你反對也就算了,大不了就像布希片面宣告退出京都議定書一樣,簽字當放屁。居然還要向國際發動壓力,叫其他已簽署的國家也退出。眾議院近日通過一個法案,對於簽署該項條約的國家,美國將撤回軍事協助,除非他們願意承諾絕不移送美國人上國際刑事法院。該法案還規定五角大廈可以動用武力拯救被送審的美國人,甚至包括直接攻上荷蘭(國際刑事法院預定地點)上演「劫法場」!真是什麼跟什麼啊?這個法案應該不會在參議院過關,否則美國實在太太太丟臉了。不過共和黨保守派好像一向不在意國際名聲,他們反對這個法院的原因其實就在於拒絕受國際法如此強力的拘束。下面附的紐約時報社論,就是在談這個現象。

最近也讀到二篇美國學者與外國學者相互交換意見的文章(分別刊登于 2 Theoretical Inquiries L. 323 (2001)以及 2 Theoretical Inquries L. 337 (2001),不過這個期刊台灣不知道找得到嗎?我有Westlaw的word檔案),非常有趣而且跟前面的問題相關。他們探討美國法律學界對於諸如歐盟法院(European Court of Justice)甚至WTO仲裁程序這類國際強制性法律秩序的形成,對於美國國內公法學界可能產生的影響。

第一篇是加州柏克萊大學法學院的著名教授Rober Post所撰。他認為,美國法律學界,特別是憲法與行政法,所關切的議題是「民主正當性」,所以相當的「歷史—脈絡取向」。他們認為法律是公共決策,就必須受到「可辨認的人民群體之意志」(the will of an identifiable demos勉強這麼翻譯...,還是看英文吧)的拘束。而國際法恰恰找不到一個「可辨認的人民群體之意志」。簡單來說,法律是「民主目的的實現」(achievement of democratic purposes),請問國際法實現的是「誰」的「目的」?無論是歐盟法院、歐洲人權法院、擬議中的國際刑事法院,甚至WTO的仲裁程序,在美國人來說都有同樣的問題——Post稱之為「民主赤字」(democratic deficit)。Post更進一步指出,美國法律界受了Legal Realist Movement的影響,基本上是很難接受純粹的「自然法」理論。即使是如Ronald Dworkin這樣的法理學家兼憲法學者,他的論證也必須站在某種特定的「民主」觀上。換句話說,別純拿那一套什麼「自然正義」、「一般法律原則」的話來壓我,給我「民主正當性」(無論何種版本)否則免談!因此,你要美國人,尤其是法律人接受國際法院引用國際法審判,或是像我們台灣學者一樣動輒援用「比較法」,在他們來說都是很困難的。(當然,這是純「理論」層面的理由,「實際」上的理由可能還是前面紐約時報談的那些東西)

回應的文章是一個以色列台拉維夫大學的法學教授Aeyal M. Gross。他首先指出,雖然Legal Realist Movement影響美國深遠,可是美國法律裡面有些概念之僵硬仍然很嚴重。例如雖然美國沒有如大陸法系般那麼明確地區分公法與私法,可是對於「公/私」領域之劃分,實際上卻比歐陸還嚴格。這種「死都不願意干預私領域」的態度就是遲遲不肯簽訂許多人權公約,即便簽署並批准了「消弭種族歧視公約」,還要加上一堆保留的原因。Gross同時也指出,其實比較法或國際法的研究,可以讓美國人知道,有些美國法的規範,與大多數民主國家相差有多麼遠!美國憲法學隔離於國際法與外國法的程度,更是民主先進國家所未見!這種偏離與隔離,使美國公法界喪失了許多機會去結構性地檢討自己的問題。他舉了「死刑」以及「同性戀者權利」二個例子說明,美國實在不見得是保障人權比較周延的國家。
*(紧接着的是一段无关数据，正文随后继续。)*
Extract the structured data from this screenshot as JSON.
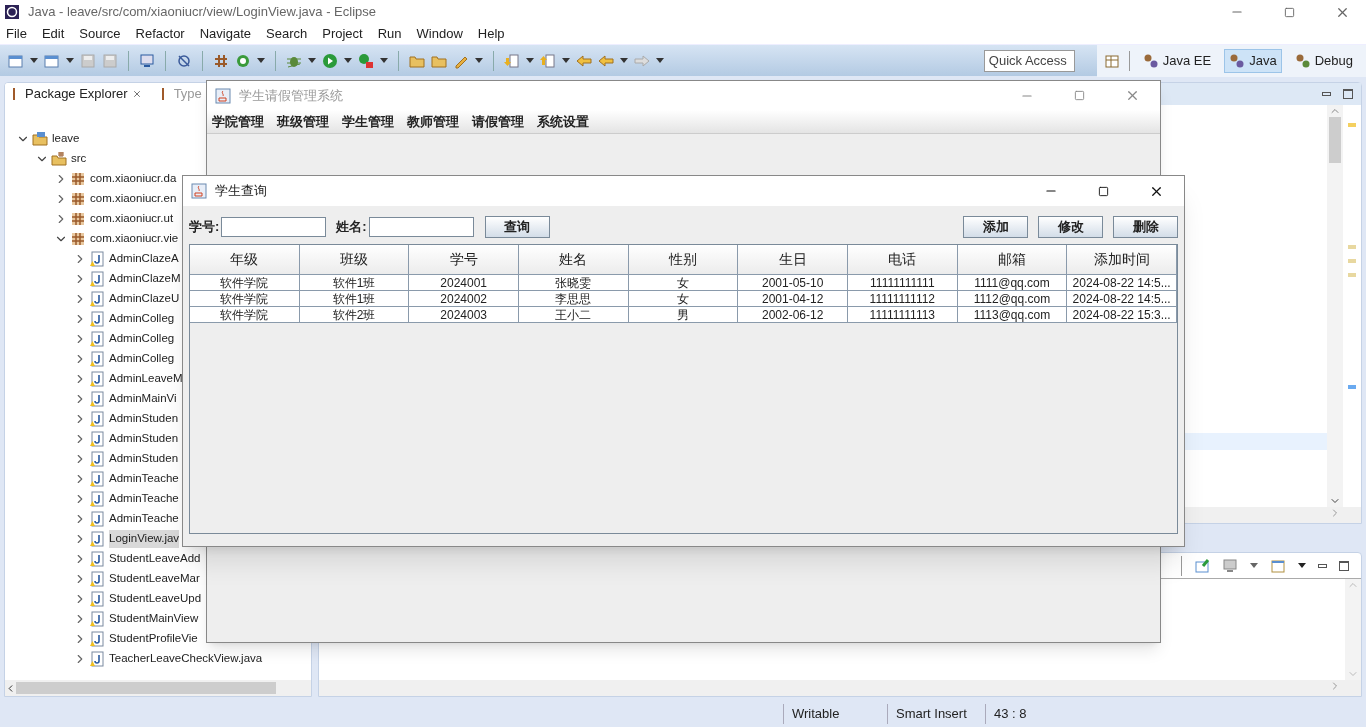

與美國相比之下,台灣可能是另一個極端。亟亟於把自己融入國際社會與全球化潮流,甚至到了有點兒欠缺反省的地步。比較法的濫用,有時候也會讓人心驚膽戰。我在美國上憲法課或是讀憲法文獻,法院、學者在考慮把新的「憲法權利」加上權利系譜,或是運用比較法時,似乎比我們謹慎得多了。不過近年來也開始有不少學者,甚至一些法官,開始重視比較法或國際規範。這也許會是一個新的開始,不過距離成氣候還早得很呢。

趕寫論文中卻手癢想打中文字的 元豪

http://www.nytimes.com/2001/05/21/opinion/21MON3.html

May 21, 2001
Attack on the International Court
Attack on the International Court

Unhappy that President Clinton signed the global treaty creating an international criminal court, some officials in the Bush administration and some members of Congress are trying to get Washington to pressure other countries to reject it. This effort would strain America's already uneasy relations with its allies and limit the administration's flexibility on important national security matters. The Bush administration would better serve American interests by trying to change the provisions of the court it considers harmful.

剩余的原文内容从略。